Jim Unger (21 January 1937 – 29 May 2012) was a British Canadian cartoonist, best known for his syndicated comic strip Herman which ran for 18 years in 600 newspapers in 25 countries.[1]

Early life

Unger was born in London, England, to Lillian Maud and James Unger.[2] Unger served in the British Army, was enrolled as a London bobby, and worked as an insurance clerk and a repo man[3] before emigrating to Canada in 1968 at the suggestion of one of his sisters.[2][4] In Mississauga, Ontario he began his career as a cartoonist at the Mississauga Times newspaper. In 1974, as Herman became popular, Unger moved from Mississauga to Ottawa, Ontario, bringing his parents and brother from Britain.[1][5]

Retirement and return

Unger moved to the Bahamas in 1984 and retired as a cartoonist in 1992. Unger's friends encouraged him to give up retirement. He said he would not have suggested it himself, but he liked the idea. On 2 June 1997, Herman made a comeback under the United Media umbrella.[6] "It gives me the opportunity to bring them up to date and to introduce Herman to a new generation," he said in the 31 May 1997, edition of the Detroit News. He did not expect to return to full-time cartooning but planned to add new material. Unger signed a long-term contract to bring ten years of classic Herman back to newspapers.[7] He returned to Canada in his last years, settling in Saanich, British Columbia.[8]


Unger was a co-founder of Intraca with David Waisglass, creator of Farcus. Intraca uses the humour of popular cartoons and motivational quotes to inform and boost employees with "positive daily business messages" on their computers. Herman characters are also found on workplace posters promoting safety and improved production.[1]


In 1990, Herman became the first newspaper cartoon syndicated in East Germany. Shortly afterward, Unger produced a new book, Herman: Over the Wall. He joked, "Six months later the (Berlin) Wall came down; I think that's what did it."[1]


Unger received the National Cartoonists Society's Newspaper Panel Cartoon Award twice (1982, 1987).
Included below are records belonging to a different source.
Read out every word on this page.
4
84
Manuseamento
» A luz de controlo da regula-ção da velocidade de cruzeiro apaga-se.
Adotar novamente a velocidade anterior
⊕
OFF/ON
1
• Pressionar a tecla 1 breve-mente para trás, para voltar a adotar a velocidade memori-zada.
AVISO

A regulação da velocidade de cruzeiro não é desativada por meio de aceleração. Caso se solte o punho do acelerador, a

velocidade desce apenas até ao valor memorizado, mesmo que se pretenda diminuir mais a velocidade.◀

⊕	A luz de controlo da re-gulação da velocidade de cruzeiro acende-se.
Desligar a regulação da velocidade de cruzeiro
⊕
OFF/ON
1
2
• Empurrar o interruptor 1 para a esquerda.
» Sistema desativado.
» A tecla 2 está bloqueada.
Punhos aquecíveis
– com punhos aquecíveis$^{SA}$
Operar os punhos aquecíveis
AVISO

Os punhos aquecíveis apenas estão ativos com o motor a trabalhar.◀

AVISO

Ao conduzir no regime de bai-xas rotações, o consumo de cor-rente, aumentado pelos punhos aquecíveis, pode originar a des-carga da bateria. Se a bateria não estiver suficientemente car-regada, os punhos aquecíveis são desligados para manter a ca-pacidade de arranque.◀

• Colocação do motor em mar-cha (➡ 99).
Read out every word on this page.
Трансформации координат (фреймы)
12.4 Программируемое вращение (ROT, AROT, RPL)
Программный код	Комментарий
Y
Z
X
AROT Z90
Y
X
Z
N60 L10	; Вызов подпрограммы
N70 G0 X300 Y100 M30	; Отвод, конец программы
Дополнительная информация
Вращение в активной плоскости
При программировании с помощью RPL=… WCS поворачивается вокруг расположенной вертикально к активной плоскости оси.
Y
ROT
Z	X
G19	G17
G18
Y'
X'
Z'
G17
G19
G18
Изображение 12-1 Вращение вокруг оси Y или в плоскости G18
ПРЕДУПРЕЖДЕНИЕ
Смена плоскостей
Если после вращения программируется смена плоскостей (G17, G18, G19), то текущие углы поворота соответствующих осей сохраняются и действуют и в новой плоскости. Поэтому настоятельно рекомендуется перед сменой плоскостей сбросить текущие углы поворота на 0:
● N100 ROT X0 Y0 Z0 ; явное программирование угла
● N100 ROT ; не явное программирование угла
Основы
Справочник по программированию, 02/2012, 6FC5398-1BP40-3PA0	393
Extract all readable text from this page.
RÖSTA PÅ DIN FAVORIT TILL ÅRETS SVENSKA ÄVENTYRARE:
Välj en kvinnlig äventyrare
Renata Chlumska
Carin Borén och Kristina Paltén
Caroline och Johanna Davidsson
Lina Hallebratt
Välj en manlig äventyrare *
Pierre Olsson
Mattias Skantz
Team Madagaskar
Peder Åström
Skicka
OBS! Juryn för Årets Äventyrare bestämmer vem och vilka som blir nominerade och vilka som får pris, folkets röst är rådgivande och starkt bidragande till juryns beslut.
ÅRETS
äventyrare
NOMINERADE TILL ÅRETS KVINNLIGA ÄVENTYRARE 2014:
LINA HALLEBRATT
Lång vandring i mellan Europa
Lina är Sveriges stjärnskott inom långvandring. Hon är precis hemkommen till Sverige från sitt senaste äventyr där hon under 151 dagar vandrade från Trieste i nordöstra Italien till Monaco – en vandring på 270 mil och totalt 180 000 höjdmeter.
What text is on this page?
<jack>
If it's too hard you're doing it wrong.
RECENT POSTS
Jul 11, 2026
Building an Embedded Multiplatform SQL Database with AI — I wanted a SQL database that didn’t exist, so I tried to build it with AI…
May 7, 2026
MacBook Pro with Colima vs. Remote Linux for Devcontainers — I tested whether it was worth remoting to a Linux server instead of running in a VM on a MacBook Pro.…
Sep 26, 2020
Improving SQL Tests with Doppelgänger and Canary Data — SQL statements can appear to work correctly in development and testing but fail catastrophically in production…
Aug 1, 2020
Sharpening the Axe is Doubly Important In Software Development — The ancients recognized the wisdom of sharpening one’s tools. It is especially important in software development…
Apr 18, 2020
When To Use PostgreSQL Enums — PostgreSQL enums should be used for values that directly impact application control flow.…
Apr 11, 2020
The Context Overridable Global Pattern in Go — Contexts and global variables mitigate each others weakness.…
Unger died in his sleep at his residence in Saanich, British Columbia after a period of ill health. He was predeceased by his brother Bob, who was a major influence for the Herman comic.[5] Unger was survived by his two daughters, Karen Gooda and Jenny Hopkins, and four grandchildren as well as two sisters,[5] Deborah and Shirley who were living in Canada, and brother Steve who was living in the UK.[8]